A. レンタル料は土地代も含めて請求する。

Q. 宅配ロッカーを貸し出すのは宅配ロッカー事業者のみか?

A. 現状はそうだが、今後は検討する。フランスではリテーラーに貸すこともある。ユニット1台をキャリアと小売業者で使うという事例もある。

Q. レンタル料でビジネスをたてるということだが、初期投資はかなり大きいと思われる。何年くらいで回収するビジネスモデルなのか?

A. 黒字化は3年目。投資額は非公表。

Q. 一台はいくらくらいなのか?

A. 非公表。

Q. 会社の設立に至るプロセスについて。2社だけだったのか、他にも話はあったのか。今後、増資の必要性が出た場合、出資者は募るか?

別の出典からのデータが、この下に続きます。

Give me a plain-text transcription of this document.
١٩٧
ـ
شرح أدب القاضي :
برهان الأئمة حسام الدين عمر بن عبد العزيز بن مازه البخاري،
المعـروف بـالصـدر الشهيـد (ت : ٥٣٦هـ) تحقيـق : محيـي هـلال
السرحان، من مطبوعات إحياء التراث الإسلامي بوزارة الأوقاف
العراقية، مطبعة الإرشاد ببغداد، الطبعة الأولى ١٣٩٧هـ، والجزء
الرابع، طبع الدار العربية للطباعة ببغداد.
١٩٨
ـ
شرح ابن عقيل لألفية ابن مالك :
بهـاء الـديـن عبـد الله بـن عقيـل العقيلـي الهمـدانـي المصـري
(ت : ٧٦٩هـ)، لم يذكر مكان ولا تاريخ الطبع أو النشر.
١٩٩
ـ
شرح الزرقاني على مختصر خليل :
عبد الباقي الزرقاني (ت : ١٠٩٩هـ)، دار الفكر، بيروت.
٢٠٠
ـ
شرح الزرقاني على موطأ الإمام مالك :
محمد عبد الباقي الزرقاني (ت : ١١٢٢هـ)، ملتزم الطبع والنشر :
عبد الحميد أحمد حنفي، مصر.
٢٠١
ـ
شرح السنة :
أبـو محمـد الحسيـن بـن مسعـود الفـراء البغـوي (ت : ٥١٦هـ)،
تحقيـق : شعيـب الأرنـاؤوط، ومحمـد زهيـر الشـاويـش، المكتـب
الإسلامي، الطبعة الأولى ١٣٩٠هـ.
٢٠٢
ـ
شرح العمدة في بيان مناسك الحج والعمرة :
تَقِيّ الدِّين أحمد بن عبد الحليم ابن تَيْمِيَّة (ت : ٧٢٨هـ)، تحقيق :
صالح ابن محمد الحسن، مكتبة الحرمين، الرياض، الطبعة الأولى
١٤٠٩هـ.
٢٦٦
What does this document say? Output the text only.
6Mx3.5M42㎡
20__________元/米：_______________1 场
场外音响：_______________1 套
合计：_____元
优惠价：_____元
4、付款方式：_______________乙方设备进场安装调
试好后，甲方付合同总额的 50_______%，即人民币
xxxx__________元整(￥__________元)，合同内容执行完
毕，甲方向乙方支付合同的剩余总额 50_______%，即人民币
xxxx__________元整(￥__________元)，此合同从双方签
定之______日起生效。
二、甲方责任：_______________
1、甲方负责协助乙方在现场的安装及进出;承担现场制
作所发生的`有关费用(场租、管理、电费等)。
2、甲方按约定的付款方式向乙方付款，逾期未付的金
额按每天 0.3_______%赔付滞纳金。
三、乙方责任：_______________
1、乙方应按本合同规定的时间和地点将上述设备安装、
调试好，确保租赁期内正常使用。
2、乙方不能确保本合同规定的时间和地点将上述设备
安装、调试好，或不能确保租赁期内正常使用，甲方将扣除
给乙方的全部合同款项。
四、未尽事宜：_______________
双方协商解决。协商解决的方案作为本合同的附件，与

A. 基本的には不在に関しては回答を出す必要があると考えていた。ロッカー設置はプランとしては考えていたが、それぞれの会社がコストをかけて自社投資するのはどう計算しても合わない。その中でネオポストがフランスでオープン型のモデルを展開しているという情報を一昨年に聞き、情報交換を始めた。最初からオープンでやるべきだとは一貫した考え方だった。そういう意味では2社で話を続けている。

現状では考えていない。今後、検討していく。

Q. JP、佐川急便からは出資の話はなかった?

A. 複数社で出資する考え方もあった。しかし日本においてオープン型宅配ロッカーをどう立ち上げるかを優先した。スピードも必要だった。まずは2社で話を詰めてスタートするのが先決だろうと。今後の展開を踏まえてあるのかないのかといえば、否定するものではない。